My wife and I are in our mid-eighties now, and we spend most of our time at the FamilySearch Library trying to identify our ancestors who have passed on and either doing their temple work or arranging to have it performed by others. What a joyful time to see families tied together in the most important and significant way possible—for time and all eternity. Nobody asks us anymore to help with moving or other heavy work, even though we would like to help, our help would be limited. Elder David Bednar stated that “When you cannot do what you used to do, you only do what matters most.” What matters most to us at this point in life is family research. What a joy it is when we find others working on the same line. I was searching my great grandmother Anastasia Lachapelle, and had her family back several generations and came to what was a dead end and I could go no further. A few months later someone else working her line connected her family from where I was stuck, back to Quebec and even further back to France. Many generations were opened up that I was unable to find. I was so thrilled I shed tears of joy. No gold exchanged hands but God’s pay, in this case, filled my bag and was tamped down and caused great joy.

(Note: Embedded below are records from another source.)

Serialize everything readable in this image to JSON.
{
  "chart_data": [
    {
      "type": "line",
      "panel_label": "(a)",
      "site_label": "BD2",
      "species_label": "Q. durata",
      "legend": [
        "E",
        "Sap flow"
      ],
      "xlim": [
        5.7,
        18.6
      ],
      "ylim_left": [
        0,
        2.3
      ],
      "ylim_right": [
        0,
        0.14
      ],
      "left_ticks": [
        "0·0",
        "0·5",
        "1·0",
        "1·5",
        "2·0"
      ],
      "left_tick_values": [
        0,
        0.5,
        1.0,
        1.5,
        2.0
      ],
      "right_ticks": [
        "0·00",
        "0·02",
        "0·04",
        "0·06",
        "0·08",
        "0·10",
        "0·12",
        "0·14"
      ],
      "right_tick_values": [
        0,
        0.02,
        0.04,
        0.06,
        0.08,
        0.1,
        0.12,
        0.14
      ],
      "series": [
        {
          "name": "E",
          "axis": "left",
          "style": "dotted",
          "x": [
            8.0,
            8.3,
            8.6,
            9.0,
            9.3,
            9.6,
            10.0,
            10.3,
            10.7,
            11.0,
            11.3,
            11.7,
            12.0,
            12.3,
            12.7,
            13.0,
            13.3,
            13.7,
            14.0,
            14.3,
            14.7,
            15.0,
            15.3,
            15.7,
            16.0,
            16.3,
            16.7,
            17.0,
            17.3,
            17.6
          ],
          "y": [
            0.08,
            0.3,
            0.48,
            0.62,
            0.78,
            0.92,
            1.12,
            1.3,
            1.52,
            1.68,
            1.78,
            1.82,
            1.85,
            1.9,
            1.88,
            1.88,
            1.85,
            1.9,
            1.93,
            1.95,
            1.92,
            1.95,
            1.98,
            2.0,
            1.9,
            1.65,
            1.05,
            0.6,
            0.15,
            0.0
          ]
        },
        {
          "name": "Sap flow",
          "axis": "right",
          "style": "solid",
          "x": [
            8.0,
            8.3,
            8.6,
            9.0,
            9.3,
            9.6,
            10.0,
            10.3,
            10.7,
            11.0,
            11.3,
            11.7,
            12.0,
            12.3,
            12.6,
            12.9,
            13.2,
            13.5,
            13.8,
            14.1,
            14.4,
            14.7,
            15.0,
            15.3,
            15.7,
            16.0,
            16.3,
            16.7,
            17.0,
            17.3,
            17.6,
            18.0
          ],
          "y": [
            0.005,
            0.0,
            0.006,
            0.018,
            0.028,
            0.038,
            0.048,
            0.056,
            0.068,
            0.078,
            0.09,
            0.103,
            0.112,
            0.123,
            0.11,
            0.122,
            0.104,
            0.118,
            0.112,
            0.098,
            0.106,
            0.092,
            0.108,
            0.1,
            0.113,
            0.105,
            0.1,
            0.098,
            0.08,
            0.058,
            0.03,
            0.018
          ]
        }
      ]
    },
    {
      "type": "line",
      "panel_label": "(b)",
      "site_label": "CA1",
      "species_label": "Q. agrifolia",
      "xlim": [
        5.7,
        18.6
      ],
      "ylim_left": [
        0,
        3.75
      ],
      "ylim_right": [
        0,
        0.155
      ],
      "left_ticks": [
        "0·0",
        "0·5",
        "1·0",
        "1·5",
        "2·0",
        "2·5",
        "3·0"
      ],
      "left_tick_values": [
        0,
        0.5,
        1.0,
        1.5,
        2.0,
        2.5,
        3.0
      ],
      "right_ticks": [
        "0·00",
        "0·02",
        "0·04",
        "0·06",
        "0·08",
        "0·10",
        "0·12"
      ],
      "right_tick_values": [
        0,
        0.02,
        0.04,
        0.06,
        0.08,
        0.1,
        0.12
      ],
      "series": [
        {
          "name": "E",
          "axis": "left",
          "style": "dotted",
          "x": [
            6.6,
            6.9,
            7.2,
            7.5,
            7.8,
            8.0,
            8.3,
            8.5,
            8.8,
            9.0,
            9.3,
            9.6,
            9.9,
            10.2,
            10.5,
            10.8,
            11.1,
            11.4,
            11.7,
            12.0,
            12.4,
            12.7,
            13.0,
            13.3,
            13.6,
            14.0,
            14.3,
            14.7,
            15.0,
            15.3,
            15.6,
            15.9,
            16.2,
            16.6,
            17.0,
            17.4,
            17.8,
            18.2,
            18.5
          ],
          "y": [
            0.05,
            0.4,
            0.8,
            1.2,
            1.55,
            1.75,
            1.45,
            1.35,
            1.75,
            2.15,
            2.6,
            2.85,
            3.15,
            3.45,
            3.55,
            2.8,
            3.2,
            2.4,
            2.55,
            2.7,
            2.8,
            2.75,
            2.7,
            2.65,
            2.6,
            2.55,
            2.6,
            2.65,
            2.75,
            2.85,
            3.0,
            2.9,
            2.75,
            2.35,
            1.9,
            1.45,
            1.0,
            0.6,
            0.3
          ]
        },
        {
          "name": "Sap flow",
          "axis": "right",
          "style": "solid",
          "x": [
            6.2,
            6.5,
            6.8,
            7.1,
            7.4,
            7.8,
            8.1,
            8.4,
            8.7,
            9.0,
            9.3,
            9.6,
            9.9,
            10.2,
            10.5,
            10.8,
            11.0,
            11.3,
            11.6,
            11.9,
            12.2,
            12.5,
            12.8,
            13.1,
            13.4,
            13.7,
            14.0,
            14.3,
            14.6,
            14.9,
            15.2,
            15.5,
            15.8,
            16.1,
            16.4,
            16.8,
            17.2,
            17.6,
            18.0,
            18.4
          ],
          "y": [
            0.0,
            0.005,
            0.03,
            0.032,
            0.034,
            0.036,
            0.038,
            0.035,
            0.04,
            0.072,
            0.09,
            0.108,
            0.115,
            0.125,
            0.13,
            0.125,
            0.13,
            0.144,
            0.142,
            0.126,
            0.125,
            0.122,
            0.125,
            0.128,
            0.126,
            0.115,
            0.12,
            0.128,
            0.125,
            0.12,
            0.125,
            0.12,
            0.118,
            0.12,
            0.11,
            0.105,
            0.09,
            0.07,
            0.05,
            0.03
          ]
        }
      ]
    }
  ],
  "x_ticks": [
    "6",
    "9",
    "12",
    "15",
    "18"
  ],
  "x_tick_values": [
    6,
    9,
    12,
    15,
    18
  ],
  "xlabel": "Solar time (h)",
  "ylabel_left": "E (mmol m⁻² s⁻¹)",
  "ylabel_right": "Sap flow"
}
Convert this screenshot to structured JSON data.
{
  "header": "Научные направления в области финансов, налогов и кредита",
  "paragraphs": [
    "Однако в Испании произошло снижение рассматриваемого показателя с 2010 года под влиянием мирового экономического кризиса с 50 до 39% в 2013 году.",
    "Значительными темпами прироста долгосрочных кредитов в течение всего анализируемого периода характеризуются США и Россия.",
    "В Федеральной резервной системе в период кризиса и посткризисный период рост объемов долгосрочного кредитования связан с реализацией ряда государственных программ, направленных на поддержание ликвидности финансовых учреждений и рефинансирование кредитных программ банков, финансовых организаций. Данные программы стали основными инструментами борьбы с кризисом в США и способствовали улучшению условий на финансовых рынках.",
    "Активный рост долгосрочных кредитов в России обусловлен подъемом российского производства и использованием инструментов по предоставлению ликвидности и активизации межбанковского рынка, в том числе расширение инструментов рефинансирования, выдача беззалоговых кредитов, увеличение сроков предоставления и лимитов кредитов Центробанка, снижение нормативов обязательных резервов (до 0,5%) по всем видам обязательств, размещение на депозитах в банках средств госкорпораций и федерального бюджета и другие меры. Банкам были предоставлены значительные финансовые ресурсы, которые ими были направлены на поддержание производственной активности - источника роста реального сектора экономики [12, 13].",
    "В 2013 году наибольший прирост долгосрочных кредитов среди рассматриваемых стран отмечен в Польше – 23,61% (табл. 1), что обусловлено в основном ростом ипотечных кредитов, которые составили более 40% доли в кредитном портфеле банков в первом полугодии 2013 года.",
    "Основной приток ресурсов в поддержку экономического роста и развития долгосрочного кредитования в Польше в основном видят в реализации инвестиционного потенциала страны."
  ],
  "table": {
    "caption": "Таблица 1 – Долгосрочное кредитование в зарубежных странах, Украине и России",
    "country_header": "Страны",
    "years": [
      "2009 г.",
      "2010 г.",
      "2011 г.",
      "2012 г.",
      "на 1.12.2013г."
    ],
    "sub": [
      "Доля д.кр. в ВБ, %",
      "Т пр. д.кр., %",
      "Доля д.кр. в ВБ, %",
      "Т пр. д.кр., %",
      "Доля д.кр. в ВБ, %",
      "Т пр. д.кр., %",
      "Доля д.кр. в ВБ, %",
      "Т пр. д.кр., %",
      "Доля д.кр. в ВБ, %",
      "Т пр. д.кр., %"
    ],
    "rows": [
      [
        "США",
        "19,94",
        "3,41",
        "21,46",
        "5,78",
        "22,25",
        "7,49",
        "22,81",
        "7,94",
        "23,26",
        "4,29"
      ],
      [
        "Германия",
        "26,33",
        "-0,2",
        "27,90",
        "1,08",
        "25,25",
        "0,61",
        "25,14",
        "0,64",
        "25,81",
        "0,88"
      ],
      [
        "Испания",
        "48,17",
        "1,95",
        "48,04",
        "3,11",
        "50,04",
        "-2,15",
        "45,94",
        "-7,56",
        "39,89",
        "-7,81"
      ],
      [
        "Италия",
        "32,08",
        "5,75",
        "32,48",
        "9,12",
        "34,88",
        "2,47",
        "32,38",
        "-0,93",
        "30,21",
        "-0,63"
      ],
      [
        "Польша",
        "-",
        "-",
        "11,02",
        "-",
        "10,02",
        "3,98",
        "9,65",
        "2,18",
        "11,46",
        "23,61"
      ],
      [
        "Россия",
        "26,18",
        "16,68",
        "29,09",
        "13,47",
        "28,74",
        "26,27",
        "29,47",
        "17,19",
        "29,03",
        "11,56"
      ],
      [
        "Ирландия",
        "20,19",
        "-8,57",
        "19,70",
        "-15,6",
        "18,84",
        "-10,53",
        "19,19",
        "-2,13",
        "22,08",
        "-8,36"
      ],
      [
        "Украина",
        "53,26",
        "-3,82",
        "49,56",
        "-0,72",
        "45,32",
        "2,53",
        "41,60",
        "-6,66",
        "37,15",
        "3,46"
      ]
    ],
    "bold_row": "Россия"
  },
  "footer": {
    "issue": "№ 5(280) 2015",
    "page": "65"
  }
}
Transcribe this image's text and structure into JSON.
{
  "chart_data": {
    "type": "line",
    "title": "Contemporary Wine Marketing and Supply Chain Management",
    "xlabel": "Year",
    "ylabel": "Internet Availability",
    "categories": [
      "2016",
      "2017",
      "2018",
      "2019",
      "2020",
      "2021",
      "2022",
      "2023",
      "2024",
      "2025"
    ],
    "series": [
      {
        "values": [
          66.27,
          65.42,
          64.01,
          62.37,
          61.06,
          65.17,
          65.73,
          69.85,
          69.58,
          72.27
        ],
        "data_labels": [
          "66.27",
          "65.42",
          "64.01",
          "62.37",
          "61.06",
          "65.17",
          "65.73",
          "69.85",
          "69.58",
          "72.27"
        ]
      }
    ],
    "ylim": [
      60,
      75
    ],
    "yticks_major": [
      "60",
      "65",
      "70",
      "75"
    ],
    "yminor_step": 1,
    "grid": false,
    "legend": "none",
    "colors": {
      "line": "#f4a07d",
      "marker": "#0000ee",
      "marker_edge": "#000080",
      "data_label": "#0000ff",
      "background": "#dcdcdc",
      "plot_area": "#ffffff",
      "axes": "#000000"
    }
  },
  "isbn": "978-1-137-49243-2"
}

The system informs us when others add or delete from families we are working on, as well. That is how I knew that someone had added to what I had done. The prophet Malachi stated the significance of God’s pay and the blessings we can expect for doing the work he has required of us. In many cases the pay is delayed, delayed until we get to the other side but God does not forget to bless those deserving of His blessings.
There is a story about a hat being passed around the congregation to take up offerings for a visiting minister. Soon, it was returned to him…embarrassingly empty. Slowly the minister inverted his hat and shook it meaningfully. Then, raising his eyes heavenward, he exclaimed, “I thank you, Lord, that I got my hat back from this congregation.” It seems the congregation did not feel that he had done God’s work and was therefore not worthy of God’s pay.